While former US First Lady Hillary Clinton talked about how it takes a village to raise a child, why aren’t imams here preaching that it takes an ummah to combat these diseases?
Why is there no one preaching that it takes a municipality, or a township, or even a new village to declare war on disease-carrying mosquitoes?
And so this is another truth from the bottom of the barrel: Malaysians don’t give a damn what goes on next door to them, what more the Muslim concept of neighbourhood, which is defined as a 40-home radius surrounding your own home.

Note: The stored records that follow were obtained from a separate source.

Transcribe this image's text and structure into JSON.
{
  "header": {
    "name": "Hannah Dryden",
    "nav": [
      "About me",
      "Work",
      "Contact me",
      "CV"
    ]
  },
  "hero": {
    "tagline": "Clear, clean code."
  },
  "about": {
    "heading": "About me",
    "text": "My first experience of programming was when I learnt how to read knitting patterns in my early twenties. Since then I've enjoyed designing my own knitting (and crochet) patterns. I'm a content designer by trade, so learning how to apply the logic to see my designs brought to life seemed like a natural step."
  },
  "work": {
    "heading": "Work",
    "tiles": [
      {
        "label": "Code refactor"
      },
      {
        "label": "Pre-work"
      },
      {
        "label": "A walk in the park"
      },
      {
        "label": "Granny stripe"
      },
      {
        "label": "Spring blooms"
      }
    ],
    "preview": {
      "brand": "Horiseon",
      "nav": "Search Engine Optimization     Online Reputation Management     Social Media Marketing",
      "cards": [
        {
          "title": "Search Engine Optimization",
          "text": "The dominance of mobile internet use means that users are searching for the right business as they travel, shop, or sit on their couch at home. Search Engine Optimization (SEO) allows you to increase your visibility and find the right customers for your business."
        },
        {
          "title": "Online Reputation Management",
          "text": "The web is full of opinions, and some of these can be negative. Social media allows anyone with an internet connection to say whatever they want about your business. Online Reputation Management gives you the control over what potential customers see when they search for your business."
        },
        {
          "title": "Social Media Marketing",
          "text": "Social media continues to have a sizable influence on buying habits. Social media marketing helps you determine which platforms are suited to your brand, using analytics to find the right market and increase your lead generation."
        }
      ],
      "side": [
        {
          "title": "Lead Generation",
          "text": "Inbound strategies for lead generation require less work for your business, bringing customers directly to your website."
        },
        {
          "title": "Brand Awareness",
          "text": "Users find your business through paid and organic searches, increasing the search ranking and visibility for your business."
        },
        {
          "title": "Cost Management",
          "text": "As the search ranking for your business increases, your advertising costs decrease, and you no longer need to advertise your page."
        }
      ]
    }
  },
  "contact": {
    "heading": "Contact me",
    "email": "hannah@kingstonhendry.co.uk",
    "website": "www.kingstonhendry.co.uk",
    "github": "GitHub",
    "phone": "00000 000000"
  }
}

So how do we deal with this?
M Bakri Musa, a Malaysian surgeon based in Florida, suggested that perhaps we are approaching the wrong people to deal with this issue. He said we should at some point consult the Public Works Department — a branch of the government that has not even built our highways properly. That is just a tad ridiculous.
Ahmad Hafidz Baharom is a paradox. He’s an anti-smoking chain smoker, an environmentalist who leaves his office lights on, a centrist who’s a lalang, and a twentysomething yuppie who dreams of being a slacker. Basically, he’s a lovable moron.